Christie berjalan dengan penuh hati-hati. Beberapa kali ia berpapasan dengan orang-orang yang dikenalnya. Beberapa menyapanya, menyalaminya, dan memberi selamat. Beberapa pegawai muda tak bisa menyembunyikan rasa senangnya. Kecuali bagi yang tidak suka–tentu saja! Bagaimanapun, tetap saja ada omongan miring. Usia Christie baru 37 tahun dan dianggap masih terlalu muda untuk ngemong sekitar 500 orang pegawai yang ada di ditjen–dan memang Christie adalah pejabat eselon III termuda yang dilantik pada hari itu, dan paling muda juga di kementerian. Selain itu, tentu saja masih ada yang mengungkit-ungkit tentang pembatalan beasiswa ke Jepang beberapa tahun lalu. Bagaimana mungkin orang yang mendapatkan sanksi “kebijakan” malah diangkat promosi?
Namun, Christie tidak peduli. Ia tidak pernah macam-macam, kok. Semua yang terjadi adalah sesuatu yang mengalir apa adanya, dan Christie sendiri menjalani itu semua dengan apa adanya juga. Ia sendiri tidak menyangka karirnya melesat secepat ini. Namun, inilah hidup yang selalu penuh dengan kejutan.
Langkah demi langkah, akhirnya ia pun berhenti di depan pintu ruangannya. Di pintu tersebut tertulis besar-besar: BAGIAN KEPEGAWAIAN, ORGANISASI DAN TATA LAKSANA, SEKRETARIAT DIREKTORAT JENDERAL PERENCANAAN WILAYAH.
Christie menghela napasnya. Ia membuka pintu. Tampak para penghuni ruangan seakan menghentikan aktivitasnya dan kompak menoleh ke arah pintu. Dan mereka pun bersorak ketika melihat siapa yang masuk.
“HOREEEEEEEEE!!!!” Seisi ruangan bertepuk tangan menyambut kehadiran bos mereka yang baru.
“Selamat, ya, Bu.” Alfi menghampiri dan menyalaminya.
Kru yang lain pun ikut menyalami. Termasuk Bu Ning yang menyempatkan hadir meski sudah pensiun.
“Selamat, Chris. Semoga amanah dengan jabatan barunya.” Bu Ning menyalami dan merangkul Christie.

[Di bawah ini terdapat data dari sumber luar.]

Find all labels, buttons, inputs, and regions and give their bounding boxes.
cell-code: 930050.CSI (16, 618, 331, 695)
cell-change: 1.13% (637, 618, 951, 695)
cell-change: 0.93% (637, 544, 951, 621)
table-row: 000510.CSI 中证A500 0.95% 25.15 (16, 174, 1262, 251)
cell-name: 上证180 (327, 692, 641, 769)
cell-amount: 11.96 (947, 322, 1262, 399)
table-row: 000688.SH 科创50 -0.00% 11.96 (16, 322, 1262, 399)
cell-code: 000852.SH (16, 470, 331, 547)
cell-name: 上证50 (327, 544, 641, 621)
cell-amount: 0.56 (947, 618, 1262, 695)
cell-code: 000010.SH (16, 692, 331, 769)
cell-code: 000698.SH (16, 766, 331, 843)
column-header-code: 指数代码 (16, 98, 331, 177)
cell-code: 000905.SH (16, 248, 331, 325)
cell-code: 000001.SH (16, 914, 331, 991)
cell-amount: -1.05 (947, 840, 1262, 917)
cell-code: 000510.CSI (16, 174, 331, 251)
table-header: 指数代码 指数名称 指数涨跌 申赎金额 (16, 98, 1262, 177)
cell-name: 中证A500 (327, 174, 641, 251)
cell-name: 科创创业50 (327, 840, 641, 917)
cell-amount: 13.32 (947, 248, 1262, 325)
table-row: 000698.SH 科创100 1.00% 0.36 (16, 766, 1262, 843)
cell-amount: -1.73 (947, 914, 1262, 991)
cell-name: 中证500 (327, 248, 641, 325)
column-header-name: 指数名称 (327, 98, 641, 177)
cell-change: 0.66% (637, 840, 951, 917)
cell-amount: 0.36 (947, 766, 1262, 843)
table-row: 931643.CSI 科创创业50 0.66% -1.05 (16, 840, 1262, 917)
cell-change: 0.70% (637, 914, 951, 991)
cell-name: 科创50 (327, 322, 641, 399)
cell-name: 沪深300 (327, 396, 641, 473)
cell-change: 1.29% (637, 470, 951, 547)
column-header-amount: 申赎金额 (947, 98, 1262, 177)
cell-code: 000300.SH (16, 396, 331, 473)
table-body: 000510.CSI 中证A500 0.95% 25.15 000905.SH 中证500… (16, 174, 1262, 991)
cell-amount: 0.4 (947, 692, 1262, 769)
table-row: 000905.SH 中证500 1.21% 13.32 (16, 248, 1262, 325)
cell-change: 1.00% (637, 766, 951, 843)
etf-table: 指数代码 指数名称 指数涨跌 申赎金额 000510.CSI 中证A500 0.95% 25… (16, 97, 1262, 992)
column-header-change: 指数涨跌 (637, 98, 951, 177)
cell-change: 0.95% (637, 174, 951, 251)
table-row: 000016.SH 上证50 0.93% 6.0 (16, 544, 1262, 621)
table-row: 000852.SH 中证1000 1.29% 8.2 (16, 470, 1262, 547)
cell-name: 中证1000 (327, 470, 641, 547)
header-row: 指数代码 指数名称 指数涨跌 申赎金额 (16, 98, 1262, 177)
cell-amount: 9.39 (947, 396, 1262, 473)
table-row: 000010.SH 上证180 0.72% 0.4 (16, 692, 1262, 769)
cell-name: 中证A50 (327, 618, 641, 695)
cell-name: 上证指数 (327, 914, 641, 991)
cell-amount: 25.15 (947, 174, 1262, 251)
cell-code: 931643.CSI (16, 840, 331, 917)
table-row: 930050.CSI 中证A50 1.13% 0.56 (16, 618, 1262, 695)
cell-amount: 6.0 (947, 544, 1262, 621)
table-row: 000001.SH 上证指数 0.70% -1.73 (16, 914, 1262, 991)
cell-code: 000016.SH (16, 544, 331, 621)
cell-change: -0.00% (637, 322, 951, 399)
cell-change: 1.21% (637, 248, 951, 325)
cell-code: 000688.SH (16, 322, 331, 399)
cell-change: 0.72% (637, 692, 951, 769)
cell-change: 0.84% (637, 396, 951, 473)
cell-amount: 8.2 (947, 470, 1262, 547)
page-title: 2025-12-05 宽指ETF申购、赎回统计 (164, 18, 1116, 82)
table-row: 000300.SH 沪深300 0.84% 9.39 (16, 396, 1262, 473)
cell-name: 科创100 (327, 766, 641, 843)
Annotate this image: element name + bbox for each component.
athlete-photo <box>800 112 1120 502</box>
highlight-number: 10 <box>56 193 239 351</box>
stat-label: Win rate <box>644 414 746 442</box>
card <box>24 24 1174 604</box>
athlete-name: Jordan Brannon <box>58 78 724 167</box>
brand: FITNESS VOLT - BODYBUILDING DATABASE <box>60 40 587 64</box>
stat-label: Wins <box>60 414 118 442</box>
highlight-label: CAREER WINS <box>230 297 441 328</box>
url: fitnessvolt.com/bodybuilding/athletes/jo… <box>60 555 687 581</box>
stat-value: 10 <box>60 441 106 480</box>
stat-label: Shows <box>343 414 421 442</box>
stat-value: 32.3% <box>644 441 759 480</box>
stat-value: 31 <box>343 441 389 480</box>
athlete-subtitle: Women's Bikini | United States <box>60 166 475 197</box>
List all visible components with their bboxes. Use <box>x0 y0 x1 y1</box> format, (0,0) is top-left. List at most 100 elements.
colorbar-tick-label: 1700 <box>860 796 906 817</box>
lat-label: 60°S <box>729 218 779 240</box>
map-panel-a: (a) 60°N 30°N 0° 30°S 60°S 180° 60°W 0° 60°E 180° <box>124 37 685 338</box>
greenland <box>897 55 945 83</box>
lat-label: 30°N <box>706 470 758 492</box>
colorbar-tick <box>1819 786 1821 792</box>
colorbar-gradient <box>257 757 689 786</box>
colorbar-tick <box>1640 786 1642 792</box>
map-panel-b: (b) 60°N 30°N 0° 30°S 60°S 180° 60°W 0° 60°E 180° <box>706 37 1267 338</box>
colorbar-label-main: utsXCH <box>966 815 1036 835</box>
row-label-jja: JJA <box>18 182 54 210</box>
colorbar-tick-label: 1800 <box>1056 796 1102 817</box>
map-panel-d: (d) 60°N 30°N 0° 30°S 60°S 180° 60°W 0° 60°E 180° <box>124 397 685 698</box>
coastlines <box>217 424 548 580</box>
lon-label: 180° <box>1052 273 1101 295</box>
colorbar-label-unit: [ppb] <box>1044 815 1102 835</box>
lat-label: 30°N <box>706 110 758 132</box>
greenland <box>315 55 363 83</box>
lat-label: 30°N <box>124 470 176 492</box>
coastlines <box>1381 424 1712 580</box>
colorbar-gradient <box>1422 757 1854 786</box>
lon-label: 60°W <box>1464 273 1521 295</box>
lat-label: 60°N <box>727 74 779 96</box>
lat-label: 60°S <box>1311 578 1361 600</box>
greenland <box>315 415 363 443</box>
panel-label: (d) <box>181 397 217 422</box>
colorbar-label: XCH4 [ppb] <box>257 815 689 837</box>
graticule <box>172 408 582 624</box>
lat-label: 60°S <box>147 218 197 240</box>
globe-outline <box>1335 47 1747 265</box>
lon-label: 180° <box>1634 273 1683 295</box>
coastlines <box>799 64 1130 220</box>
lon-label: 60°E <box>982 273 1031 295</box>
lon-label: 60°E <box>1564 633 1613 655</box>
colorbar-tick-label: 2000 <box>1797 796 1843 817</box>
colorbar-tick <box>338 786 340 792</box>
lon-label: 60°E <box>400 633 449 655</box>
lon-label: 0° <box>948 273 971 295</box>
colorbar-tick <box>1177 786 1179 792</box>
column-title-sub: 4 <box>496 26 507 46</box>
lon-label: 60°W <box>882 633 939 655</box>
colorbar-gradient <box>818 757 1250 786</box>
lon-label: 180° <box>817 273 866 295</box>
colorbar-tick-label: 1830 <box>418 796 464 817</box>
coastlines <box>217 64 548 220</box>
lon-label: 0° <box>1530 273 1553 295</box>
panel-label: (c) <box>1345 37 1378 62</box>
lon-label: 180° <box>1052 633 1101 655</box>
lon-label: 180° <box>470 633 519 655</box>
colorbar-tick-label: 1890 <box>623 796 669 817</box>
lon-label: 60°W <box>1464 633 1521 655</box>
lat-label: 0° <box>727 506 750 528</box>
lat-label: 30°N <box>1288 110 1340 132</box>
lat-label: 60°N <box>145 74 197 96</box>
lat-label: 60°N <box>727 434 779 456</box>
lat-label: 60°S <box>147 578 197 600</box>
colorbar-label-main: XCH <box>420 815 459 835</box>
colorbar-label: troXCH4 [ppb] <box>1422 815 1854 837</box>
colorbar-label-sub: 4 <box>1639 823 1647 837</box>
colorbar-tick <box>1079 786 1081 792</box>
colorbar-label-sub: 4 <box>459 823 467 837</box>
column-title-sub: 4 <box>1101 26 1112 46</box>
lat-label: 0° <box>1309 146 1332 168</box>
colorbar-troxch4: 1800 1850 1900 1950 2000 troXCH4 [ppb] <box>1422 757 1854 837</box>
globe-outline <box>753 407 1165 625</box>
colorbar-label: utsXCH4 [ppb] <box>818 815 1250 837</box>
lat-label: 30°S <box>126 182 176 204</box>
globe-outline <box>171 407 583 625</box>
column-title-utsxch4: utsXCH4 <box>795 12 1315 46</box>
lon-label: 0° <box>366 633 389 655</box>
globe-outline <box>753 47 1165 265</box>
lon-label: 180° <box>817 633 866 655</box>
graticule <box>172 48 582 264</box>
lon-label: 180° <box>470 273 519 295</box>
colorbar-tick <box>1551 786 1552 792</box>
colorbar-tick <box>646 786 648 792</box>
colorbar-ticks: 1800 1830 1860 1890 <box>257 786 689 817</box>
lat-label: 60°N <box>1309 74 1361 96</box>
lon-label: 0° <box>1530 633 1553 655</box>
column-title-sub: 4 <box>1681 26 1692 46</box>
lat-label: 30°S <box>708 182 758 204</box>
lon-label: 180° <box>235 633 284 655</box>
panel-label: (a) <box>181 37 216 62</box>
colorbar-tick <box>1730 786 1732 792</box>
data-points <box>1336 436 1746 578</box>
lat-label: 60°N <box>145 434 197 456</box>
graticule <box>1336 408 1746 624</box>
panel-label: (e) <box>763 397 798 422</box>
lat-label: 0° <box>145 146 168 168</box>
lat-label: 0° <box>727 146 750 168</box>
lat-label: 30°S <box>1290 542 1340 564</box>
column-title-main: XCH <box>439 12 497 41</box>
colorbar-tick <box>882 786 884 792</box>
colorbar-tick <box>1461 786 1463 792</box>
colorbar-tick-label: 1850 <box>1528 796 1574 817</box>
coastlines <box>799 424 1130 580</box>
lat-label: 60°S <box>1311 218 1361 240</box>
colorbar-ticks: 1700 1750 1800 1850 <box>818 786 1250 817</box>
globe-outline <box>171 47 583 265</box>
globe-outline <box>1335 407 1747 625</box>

“Terima kasih, Bu.” Christie tersenyum.
“Ayo, Bu, kita potong tumpeng dulu.” Alfi menarik lengan Christie menuju ruang tengah dengan meja besar yang sudah disulap menjadi meja makan. Nasi tumpeng lengkap dengan lauk pauknya, juga dengan es buah sebagai pencuci mulut. Sebuah rangkaian bunga tertata rapi di salah satu sudut meja.
Pak Iwan memetik salah satu tangkai mawar yang tertancap di rangkaian bunga dan memberikannya kepada Christie dengan gaya menggombal ala pujangga gadungan di film-film lawas yang dibintangi Rhoma Irama.
“Ini kuberikan setangkai mawar untuk bosku yang cantik.” Pak Iwan mulai mengeluarkan jurus rayuan mautnya.
“Pak Iwan, jangan gombal, deh!” teriak Alfi.
Seisi ruangan pun tertawa. Keakraban seperti ini memang ciri khas ruangan bagian kepegawaian. Christie memandang satu per satu orang-orang yang akan menjadi bawahannya itu. Baru dua tahun ia bergabung dengan bagian kepegawaian, tetapi ia sudah merasa nyaman seperti di rumah sendiri. Para pegawai di bagian kepegawaian bagi Christie sudah seperti keluarga sendiri.
“Eh, foto dulu, dong!” Bu Ning tiba-tiba berkata.